С мешком за плечами Миша выбежал из квартиры. В дверях он столкнулся с шедшим к нему Генкой. Генка тоже был в походной форме. Миша послал его во двор собрать остальных ребят, а сам поднялся к Славе. Как и следовало ожидать, Слава еще не проснулся.
— Так и знал! — рассердился Миша.— Сколько можно спать?
— Ведь мы договорились, что ты за мной зайдешь,— оправдывался Слава, потягиваясь и протирая глаза.
— Нужно на себя надеяться. Одевайся быстрей!
Из спальни вышел Константин Алексеевич, Славин отец. Его большой живот спускался на ремешок, поддерживавший брюки. Низкий ворот вышитой рубашки открывал мощную грудь, заросшую рыжими волосами. И без того маленькие глазки теперь, со сна, казались совсем узенькими щелочками на полном, добродушном лице.
— Ну, пионеры, — зевая, произнес Константин Алексеевич, — в поход? — Он протянул Мише руку: — Здравствуйте! С утра подчиненных пробираете! Муштруйте их, муштруйте!
— Здравствуйте, — ответил Миша. — Мы просто так разговаривали.
Он всегда почему-то смущался, встречаясь с Константином Алексеевичем. Мише казалось, что тот в душе посмеивается над ними и вообще над ребятами. К тому же технический директор фабрики — «спец», как говорила Агриппина Тихоновна.
— Ну-ну, разговаривайте.
Шлепая туфлями, Константин Алексеевич вышел в кухню. Вскоре оттуда послышалось шипенье примуса.
«Чай затевают! — тоскливо подумал Миша. — Опоздаем мы из-за этого Славки!»
— Костя! — донесся из спальни голос Аллы Сергеевны. — Костя!
— Папа в кухне, — громко ответил Слава.
— Слава!

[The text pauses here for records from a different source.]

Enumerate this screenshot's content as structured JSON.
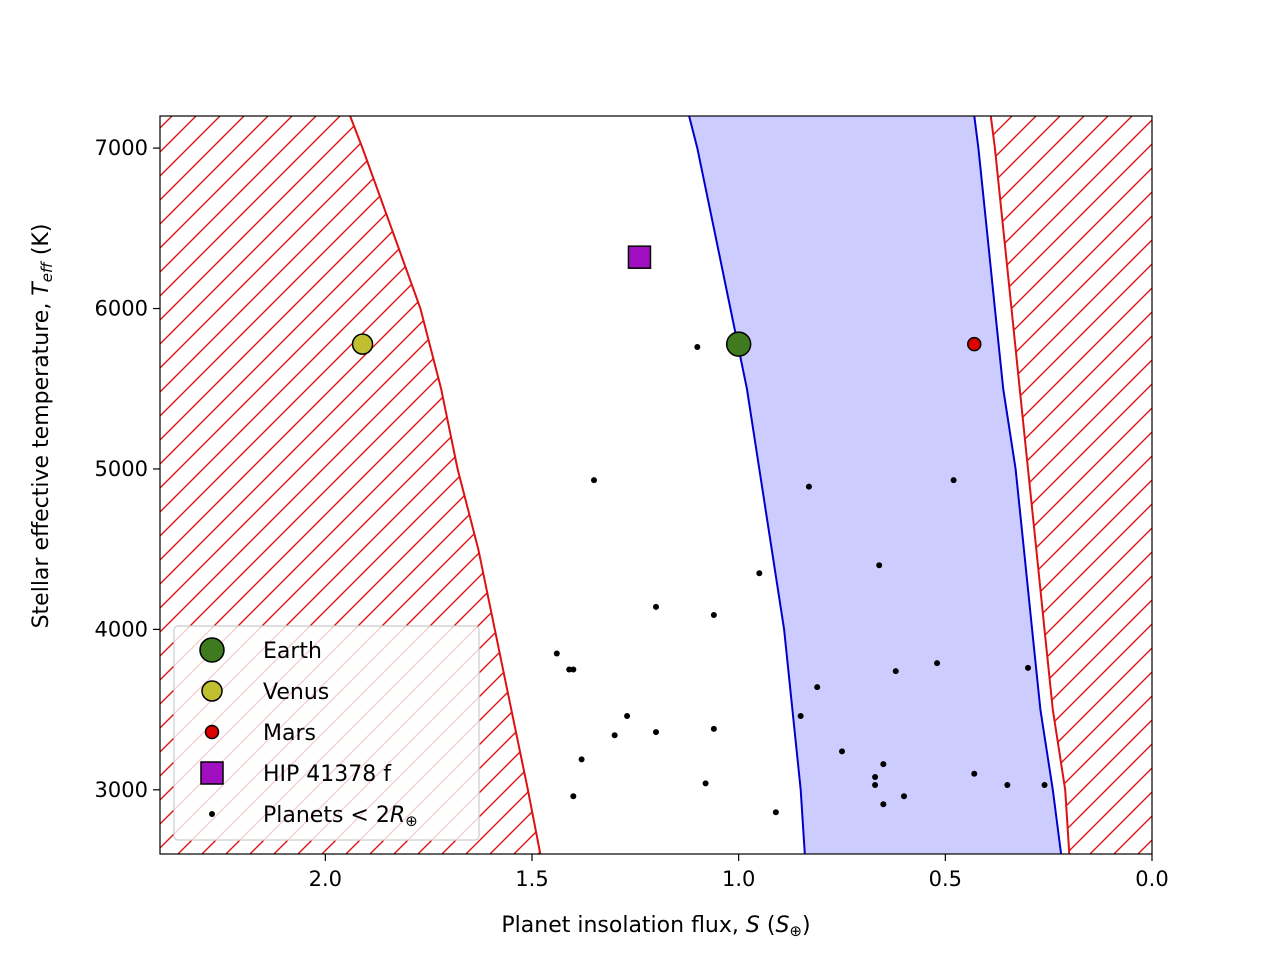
{
  "chart_data": {
    "type": "scatter",
    "title": "",
    "xlabel": "Planet insolation flux, S (S⊕)",
    "ylabel": "Stellar effective temperature, Teff (K)",
    "xlim": [
      2.4,
      0.0
    ],
    "ylim": [
      2600,
      7200
    ],
    "x_reversed": true,
    "x_ticks": [
      2.0,
      1.5,
      1.0,
      0.5,
      0.0
    ],
    "x_tick_labels": [
      "2.0",
      "1.5",
      "1.0",
      "0.5",
      "0.0"
    ],
    "y_ticks": [
      3000,
      4000,
      5000,
      6000,
      7000
    ],
    "y_tick_labels": [
      "3000",
      "4000",
      "5000",
      "6000",
      "7000"
    ],
    "grid": false,
    "legend_position": "bottom-left",
    "regions": {
      "optimistic_inner_edge": {
        "style": "red hatch (excluded, hotter side)",
        "color": "#dd1111",
        "points": [
          [
            1.94,
            7200
          ],
          [
            1.91,
            7000
          ],
          [
            1.84,
            6500
          ],
          [
            1.77,
            6000
          ],
          [
            1.72,
            5500
          ],
          [
            1.68,
            5000
          ],
          [
            1.63,
            4500
          ],
          [
            1.59,
            4000
          ],
          [
            1.55,
            3500
          ],
          [
            1.51,
            3000
          ],
          [
            1.48,
            2600
          ]
        ]
      },
      "conservative_inner_edge": {
        "color": "#0000cc",
        "points": [
          [
            1.12,
            7200
          ],
          [
            1.1,
            7000
          ],
          [
            1.06,
            6500
          ],
          [
            1.02,
            6000
          ],
          [
            0.98,
            5500
          ],
          [
            0.95,
            5000
          ],
          [
            0.92,
            4500
          ],
          [
            0.89,
            4000
          ],
          [
            0.87,
            3500
          ],
          [
            0.85,
            3000
          ],
          [
            0.84,
            2600
          ]
        ]
      },
      "conservative_outer_edge": {
        "color": "#0000cc",
        "points": [
          [
            0.43,
            7200
          ],
          [
            0.42,
            7000
          ],
          [
            0.4,
            6500
          ],
          [
            0.38,
            6000
          ],
          [
            0.36,
            5500
          ],
          [
            0.33,
            5000
          ],
          [
            0.31,
            4500
          ],
          [
            0.29,
            4000
          ],
          [
            0.27,
            3500
          ],
          [
            0.24,
            3000
          ],
          [
            0.22,
            2600
          ]
        ]
      },
      "optimistic_outer_edge": {
        "style": "red hatch (excluded, colder side)",
        "color": "#dd1111",
        "points": [
          [
            0.39,
            7200
          ],
          [
            0.38,
            7000
          ],
          [
            0.36,
            6500
          ],
          [
            0.34,
            6000
          ],
          [
            0.32,
            5500
          ],
          [
            0.3,
            5000
          ],
          [
            0.28,
            4500
          ],
          [
            0.26,
            4000
          ],
          [
            0.24,
            3500
          ],
          [
            0.21,
            3000
          ],
          [
            0.2,
            2600
          ]
        ]
      },
      "habitable_zone_fill": "#ccccff"
    },
    "series": [
      {
        "name": "Earth",
        "marker": "circle-large",
        "color": "#3f7a1e",
        "points": [
          [
            1.0,
            5778
          ]
        ]
      },
      {
        "name": "Venus",
        "marker": "circle-medium",
        "color": "#bfbf30",
        "points": [
          [
            1.91,
            5778
          ]
        ]
      },
      {
        "name": "Mars",
        "marker": "circle-small",
        "color": "#dd0000",
        "points": [
          [
            0.43,
            5778
          ]
        ]
      },
      {
        "name": "HIP 41378 f",
        "marker": "square",
        "color": "#a010c0",
        "points": [
          [
            1.24,
            6320
          ]
        ]
      },
      {
        "name": "Planets < 2R⊕",
        "marker": "dot",
        "color": "#000000",
        "points": [
          [
            1.1,
            5760
          ],
          [
            1.35,
            4930
          ],
          [
            0.83,
            4890
          ],
          [
            0.48,
            4930
          ],
          [
            0.66,
            4400
          ],
          [
            0.95,
            4350
          ],
          [
            1.2,
            4140
          ],
          [
            1.06,
            4090
          ],
          [
            1.44,
            3850
          ],
          [
            1.41,
            3750
          ],
          [
            1.4,
            3750
          ],
          [
            0.62,
            3740
          ],
          [
            0.52,
            3790
          ],
          [
            0.3,
            3760
          ],
          [
            0.81,
            3640
          ],
          [
            1.27,
            3460
          ],
          [
            0.85,
            3460
          ],
          [
            1.06,
            3380
          ],
          [
            1.2,
            3360
          ],
          [
            1.3,
            3340
          ],
          [
            0.75,
            3240
          ],
          [
            1.38,
            3190
          ],
          [
            0.65,
            3160
          ],
          [
            0.67,
            3080
          ],
          [
            0.43,
            3100
          ],
          [
            1.08,
            3040
          ],
          [
            0.67,
            3030
          ],
          [
            0.35,
            3030
          ],
          [
            0.26,
            3030
          ],
          [
            1.4,
            2960
          ],
          [
            0.6,
            2960
          ],
          [
            0.65,
            2910
          ],
          [
            0.91,
            2860
          ]
        ]
      }
    ],
    "legend": [
      {
        "label": "Earth",
        "series": 0
      },
      {
        "label": "Venus",
        "series": 1
      },
      {
        "label": "Mars",
        "series": 2
      },
      {
        "label": "HIP 41378 f",
        "series": 3
      },
      {
        "label": "Planets < 2R⊕",
        "series": 4
      }
    ]
  }
}
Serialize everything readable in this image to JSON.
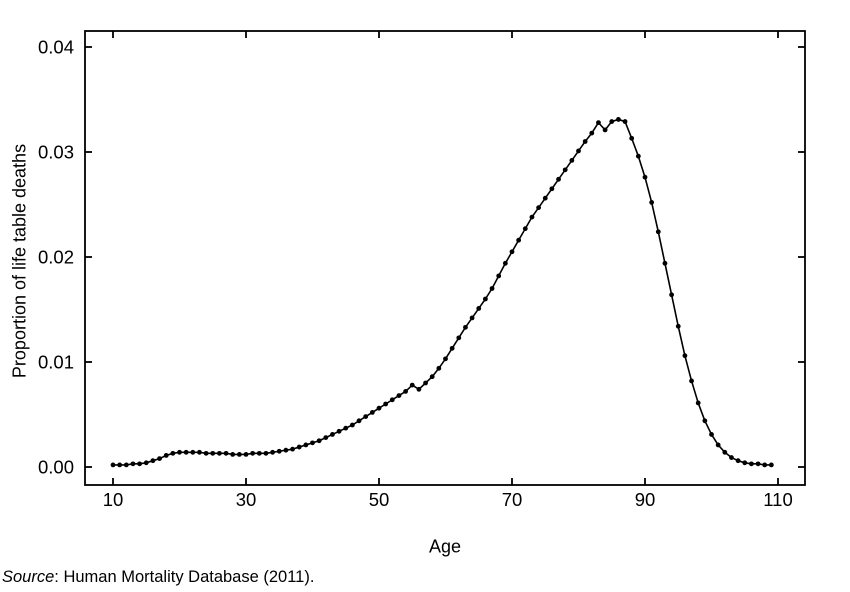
{
  "figure": {
    "source_label": "Source",
    "source_rest": ": Human Mortality Database (2011)."
  },
  "chart_data": {
    "type": "line",
    "title": "",
    "xlabel": "Age",
    "ylabel": "Proportion of life table deaths",
    "source": "Source: Human Mortality Database (2011).",
    "marker": "filled-circle",
    "marker_color": "#000000",
    "line_color": "#000000",
    "grid": false,
    "legend": false,
    "xlim": [
      6,
      114
    ],
    "ylim": [
      -0.0017,
      0.0414
    ],
    "x_ticks": [
      10,
      30,
      50,
      70,
      90,
      110
    ],
    "x_tick_labels": [
      "10",
      "30",
      "50",
      "70",
      "90",
      "110"
    ],
    "y_ticks": [
      0,
      0.01,
      0.02,
      0.03,
      0.04
    ],
    "y_tick_labels": [
      "0.00",
      "0.01",
      "0.02",
      "0.03",
      "0.04"
    ],
    "x": [
      10,
      11,
      12,
      13,
      14,
      15,
      16,
      17,
      18,
      19,
      20,
      21,
      22,
      23,
      24,
      25,
      26,
      27,
      28,
      29,
      30,
      31,
      32,
      33,
      34,
      35,
      36,
      37,
      38,
      39,
      40,
      41,
      42,
      43,
      44,
      45,
      46,
      47,
      48,
      49,
      50,
      51,
      52,
      53,
      54,
      55,
      56,
      57,
      58,
      59,
      60,
      61,
      62,
      63,
      64,
      65,
      66,
      67,
      68,
      69,
      70,
      71,
      72,
      73,
      74,
      75,
      76,
      77,
      78,
      79,
      80,
      81,
      82,
      83,
      84,
      85,
      86,
      87,
      88,
      89,
      90,
      91,
      92,
      93,
      94,
      95,
      96,
      97,
      98,
      99,
      100,
      101,
      102,
      103,
      104,
      105,
      106,
      107,
      108,
      109
    ],
    "values": [
      0.0002,
      0.0002,
      0.0002,
      0.0003,
      0.0003,
      0.0004,
      0.0006,
      0.0008,
      0.0011,
      0.0013,
      0.0014,
      0.0014,
      0.0014,
      0.0014,
      0.0013,
      0.0013,
      0.0013,
      0.0013,
      0.0012,
      0.0012,
      0.0012,
      0.0013,
      0.0013,
      0.0013,
      0.0014,
      0.0015,
      0.0016,
      0.0017,
      0.0019,
      0.0021,
      0.0023,
      0.0025,
      0.0028,
      0.0031,
      0.0034,
      0.0037,
      0.004,
      0.0044,
      0.0048,
      0.0052,
      0.0056,
      0.006,
      0.0064,
      0.0068,
      0.0072,
      0.0078,
      0.0074,
      0.008,
      0.0086,
      0.0094,
      0.0103,
      0.0113,
      0.0123,
      0.0133,
      0.0142,
      0.0151,
      0.016,
      0.017,
      0.0182,
      0.0194,
      0.0205,
      0.0216,
      0.0227,
      0.0238,
      0.0247,
      0.0256,
      0.0265,
      0.0274,
      0.0283,
      0.0292,
      0.0301,
      0.031,
      0.0318,
      0.0328,
      0.0321,
      0.0329,
      0.0331,
      0.0329,
      0.0313,
      0.0296,
      0.0276,
      0.0252,
      0.0224,
      0.0194,
      0.0164,
      0.0134,
      0.0106,
      0.0082,
      0.0061,
      0.0044,
      0.0031,
      0.0021,
      0.0014,
      0.0009,
      0.0006,
      0.0004,
      0.0003,
      0.0003,
      0.0002,
      0.0002
    ]
  }
}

Слава!
— Что?
— Скажи папе, чтобы котлеты завернул в вощеную бумагу.
— Хорошо, — ответил Слава, продолжая зашнуровывать ботинки.
— Не «хорошо», а иди сейчас скажи ему!
Слава промолчал.
— Кто к тебе пришел? — снова раздался голос Аллы Сергеевны.
— Миша.
— Миша? Здравствуйте, Миша!
— Здравствуйте! — громко ответил Миша.
— Мишенька, голубчик, — заговорила Алла Сергеевна, не вставая с кровати, — я вас очень прошу: не позволяйте Славе купаться. Ему врачи категорически запретили.
Слава покраснел и отчаянно затеребил шнурки ботинок.
— Хорошо, — улыбнулся Миша.
— И вообще, — продолжала Алла Сергеевна, — посмотрите за ним. Без вас я бы не пустила его. Вы рассудительный мальчик, и он вас послушает.
— Хорошо, я посмотрю за ним, — ответил Миша и скорчил Славе рожу.
В комнату с чайником и проволочной подставкой в руках вошел Константин Алексеевич.
— Ну, путешественники, — сказал он, ставя чайник на стол, — пейте чай.
— Спасибо, — ответил Миша, — я уже позавтракал.
— Костя, — снова раздался из спальни голос Аллы Сергеевны, — что ты там возишься? Разбуди Дашу!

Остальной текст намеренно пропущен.